The UN General Assembly on Friday vastly approved a non-binding Arab-sponsored resolution calling for a “humanitarian truce” in the Gaza Strip.
Riyad Mansour, the Palestinian ambassador to the UN, called the General Assembly “more courageous, more principled” than the divided UN Security Council, which failed in four attempts during the past two weeks to reach agreement on a resolution.
Gilad Erdan, Israel’s UN envoy, called it “a day that will go down in infamy,” but immediately added the following:
Israel will not stop the operation until Hamas terror capabilities are destroyed and our hostages are returned… And the only way to destroy Hamas is root them out of their tunnels and subterranean city of terror.
Ambassador Lana Nusseibeh of the United Arab Emirates, the Arab representative to the Security Council, expressed delight at the result:
120 votes in this kind of geopolitical environment is a very, very high signal of the support for international law, for proportionate use of force, and it is a rejection of the status quo that is currently happening on the ground.

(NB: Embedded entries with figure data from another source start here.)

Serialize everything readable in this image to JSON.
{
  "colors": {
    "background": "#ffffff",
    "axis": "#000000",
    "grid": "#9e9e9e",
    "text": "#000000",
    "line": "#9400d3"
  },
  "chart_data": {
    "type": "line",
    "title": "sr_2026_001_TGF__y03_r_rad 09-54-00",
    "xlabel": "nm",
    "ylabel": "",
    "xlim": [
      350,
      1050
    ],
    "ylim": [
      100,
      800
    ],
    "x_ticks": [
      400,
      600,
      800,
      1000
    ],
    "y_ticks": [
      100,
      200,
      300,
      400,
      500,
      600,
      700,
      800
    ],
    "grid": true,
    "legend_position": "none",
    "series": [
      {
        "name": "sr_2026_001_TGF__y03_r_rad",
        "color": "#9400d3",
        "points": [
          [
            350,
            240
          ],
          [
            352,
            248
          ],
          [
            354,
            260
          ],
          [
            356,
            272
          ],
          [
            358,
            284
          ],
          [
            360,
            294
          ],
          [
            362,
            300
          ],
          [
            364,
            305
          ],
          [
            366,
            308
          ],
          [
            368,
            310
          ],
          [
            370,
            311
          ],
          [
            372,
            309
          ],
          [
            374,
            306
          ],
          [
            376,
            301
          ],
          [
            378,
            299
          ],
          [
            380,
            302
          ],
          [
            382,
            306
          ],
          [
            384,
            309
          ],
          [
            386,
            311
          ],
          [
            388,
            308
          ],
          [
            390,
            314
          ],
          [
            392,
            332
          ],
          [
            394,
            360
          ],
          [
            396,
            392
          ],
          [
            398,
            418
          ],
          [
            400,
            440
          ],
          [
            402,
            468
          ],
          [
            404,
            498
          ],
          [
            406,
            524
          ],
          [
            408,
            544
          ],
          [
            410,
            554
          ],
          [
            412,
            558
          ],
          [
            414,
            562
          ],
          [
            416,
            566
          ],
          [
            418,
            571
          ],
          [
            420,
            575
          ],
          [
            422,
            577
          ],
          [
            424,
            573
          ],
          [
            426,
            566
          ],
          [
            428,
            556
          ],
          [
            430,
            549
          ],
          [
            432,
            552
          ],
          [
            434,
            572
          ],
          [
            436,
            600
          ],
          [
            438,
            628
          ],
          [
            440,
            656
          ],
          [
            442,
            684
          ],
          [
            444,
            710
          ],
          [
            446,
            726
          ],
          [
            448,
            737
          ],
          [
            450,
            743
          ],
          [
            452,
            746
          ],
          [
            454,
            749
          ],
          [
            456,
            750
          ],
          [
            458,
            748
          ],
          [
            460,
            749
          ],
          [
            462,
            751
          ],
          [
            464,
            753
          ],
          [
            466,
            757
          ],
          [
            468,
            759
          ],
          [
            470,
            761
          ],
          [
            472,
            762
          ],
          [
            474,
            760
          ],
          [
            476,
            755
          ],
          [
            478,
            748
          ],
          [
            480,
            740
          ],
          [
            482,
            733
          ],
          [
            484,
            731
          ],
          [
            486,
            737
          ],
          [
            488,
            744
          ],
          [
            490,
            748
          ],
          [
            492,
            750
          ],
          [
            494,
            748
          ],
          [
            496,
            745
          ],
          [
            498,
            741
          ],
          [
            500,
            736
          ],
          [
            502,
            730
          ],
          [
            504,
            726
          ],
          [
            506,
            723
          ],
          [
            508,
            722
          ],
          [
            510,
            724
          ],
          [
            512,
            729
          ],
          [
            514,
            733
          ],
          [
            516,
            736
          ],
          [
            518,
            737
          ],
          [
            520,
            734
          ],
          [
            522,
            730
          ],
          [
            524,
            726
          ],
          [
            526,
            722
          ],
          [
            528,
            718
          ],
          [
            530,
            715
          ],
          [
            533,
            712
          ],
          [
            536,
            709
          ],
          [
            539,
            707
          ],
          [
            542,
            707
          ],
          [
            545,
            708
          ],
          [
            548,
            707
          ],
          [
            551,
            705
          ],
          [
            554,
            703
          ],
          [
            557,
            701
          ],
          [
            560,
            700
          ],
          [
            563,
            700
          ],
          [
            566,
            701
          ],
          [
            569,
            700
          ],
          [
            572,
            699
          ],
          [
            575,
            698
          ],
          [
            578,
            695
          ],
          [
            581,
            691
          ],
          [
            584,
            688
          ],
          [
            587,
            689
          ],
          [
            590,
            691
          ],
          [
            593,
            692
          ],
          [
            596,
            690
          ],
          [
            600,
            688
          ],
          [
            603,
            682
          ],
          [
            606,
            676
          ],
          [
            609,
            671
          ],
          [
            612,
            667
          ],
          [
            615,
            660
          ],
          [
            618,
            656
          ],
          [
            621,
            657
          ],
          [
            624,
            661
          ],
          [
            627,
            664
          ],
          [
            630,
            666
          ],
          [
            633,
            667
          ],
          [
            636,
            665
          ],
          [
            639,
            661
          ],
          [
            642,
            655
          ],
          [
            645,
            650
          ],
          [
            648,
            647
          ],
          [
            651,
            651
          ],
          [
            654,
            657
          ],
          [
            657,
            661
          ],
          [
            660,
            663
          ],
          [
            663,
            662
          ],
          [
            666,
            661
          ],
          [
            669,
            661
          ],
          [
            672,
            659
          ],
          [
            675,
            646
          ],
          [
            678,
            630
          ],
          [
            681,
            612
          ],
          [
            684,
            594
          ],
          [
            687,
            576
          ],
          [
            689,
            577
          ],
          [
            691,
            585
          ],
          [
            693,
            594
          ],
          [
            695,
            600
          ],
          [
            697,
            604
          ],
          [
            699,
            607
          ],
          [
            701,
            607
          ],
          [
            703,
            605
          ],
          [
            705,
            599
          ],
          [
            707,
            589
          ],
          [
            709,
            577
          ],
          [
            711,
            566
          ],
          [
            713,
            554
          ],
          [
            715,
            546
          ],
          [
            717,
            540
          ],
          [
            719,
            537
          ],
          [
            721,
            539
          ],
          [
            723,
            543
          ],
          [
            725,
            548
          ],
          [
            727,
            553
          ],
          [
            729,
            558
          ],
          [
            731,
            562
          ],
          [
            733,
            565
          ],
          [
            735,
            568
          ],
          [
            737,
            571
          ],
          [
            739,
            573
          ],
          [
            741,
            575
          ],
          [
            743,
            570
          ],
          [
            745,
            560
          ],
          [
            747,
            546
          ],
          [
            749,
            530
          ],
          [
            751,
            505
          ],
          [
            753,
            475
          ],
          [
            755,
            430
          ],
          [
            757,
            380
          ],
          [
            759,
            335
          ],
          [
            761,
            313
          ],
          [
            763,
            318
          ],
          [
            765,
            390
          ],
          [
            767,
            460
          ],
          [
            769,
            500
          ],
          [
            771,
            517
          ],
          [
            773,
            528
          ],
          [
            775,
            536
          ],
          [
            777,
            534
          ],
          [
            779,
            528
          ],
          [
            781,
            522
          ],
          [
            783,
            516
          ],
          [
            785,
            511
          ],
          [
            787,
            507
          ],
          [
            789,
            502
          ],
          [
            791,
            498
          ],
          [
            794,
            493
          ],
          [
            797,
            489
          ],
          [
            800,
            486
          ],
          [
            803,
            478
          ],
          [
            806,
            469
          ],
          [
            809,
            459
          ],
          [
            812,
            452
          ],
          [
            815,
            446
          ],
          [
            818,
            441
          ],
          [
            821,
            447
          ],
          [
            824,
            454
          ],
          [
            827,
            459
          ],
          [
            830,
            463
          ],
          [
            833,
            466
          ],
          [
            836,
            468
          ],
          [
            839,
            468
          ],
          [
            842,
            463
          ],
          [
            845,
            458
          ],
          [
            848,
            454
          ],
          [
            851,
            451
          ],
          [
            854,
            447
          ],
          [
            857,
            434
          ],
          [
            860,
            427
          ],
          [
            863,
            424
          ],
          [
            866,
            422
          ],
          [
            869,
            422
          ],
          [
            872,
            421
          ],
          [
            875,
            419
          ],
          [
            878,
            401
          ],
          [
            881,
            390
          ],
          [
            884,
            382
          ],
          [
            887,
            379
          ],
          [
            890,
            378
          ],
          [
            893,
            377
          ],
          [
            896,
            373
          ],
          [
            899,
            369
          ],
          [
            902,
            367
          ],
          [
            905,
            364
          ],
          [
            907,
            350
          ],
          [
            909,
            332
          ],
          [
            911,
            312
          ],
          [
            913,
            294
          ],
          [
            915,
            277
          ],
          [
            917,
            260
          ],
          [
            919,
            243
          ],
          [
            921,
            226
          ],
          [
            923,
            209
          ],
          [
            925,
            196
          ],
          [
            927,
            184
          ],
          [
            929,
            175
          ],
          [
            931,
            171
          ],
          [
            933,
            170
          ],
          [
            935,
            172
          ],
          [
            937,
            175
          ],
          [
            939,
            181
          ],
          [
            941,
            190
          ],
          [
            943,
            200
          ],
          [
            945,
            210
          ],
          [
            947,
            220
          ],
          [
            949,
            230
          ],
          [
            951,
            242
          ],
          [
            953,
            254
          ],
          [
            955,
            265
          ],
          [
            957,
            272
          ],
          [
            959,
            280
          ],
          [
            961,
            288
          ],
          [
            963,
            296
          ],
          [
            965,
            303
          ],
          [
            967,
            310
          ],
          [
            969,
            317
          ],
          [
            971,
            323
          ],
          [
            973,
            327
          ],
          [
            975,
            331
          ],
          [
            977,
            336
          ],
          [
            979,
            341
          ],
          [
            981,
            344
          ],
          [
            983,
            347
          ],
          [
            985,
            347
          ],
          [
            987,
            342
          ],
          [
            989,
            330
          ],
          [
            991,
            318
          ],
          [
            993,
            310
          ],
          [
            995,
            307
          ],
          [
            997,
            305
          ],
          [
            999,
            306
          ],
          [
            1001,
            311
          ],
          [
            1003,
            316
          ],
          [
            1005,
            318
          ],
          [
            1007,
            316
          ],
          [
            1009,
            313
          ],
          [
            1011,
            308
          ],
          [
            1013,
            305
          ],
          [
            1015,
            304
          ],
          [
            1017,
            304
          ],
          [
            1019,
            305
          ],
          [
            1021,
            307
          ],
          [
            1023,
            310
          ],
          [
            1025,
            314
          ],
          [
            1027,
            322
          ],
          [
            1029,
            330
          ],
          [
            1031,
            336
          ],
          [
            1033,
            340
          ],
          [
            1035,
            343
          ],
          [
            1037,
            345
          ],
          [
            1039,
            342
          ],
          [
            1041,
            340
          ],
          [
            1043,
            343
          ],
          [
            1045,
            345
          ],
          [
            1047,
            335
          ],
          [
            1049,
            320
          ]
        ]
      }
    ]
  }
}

Unlike Security Council resolutions, General Assembly resolutions are not legally binding, but as Nusseibeh told reporters, “they carry incredible weight and moral authority.”
The votes came after 113 speakers at the General Assembly’s emergency special session on Israeli actions in the occupied Palestinian territories. Jordan’s UN Ambassador Mahmoud Hmoud, speaking on behalf of the 22-nation UN Arab group, called for the resolution because of the urgency of the worsening situation on the ground.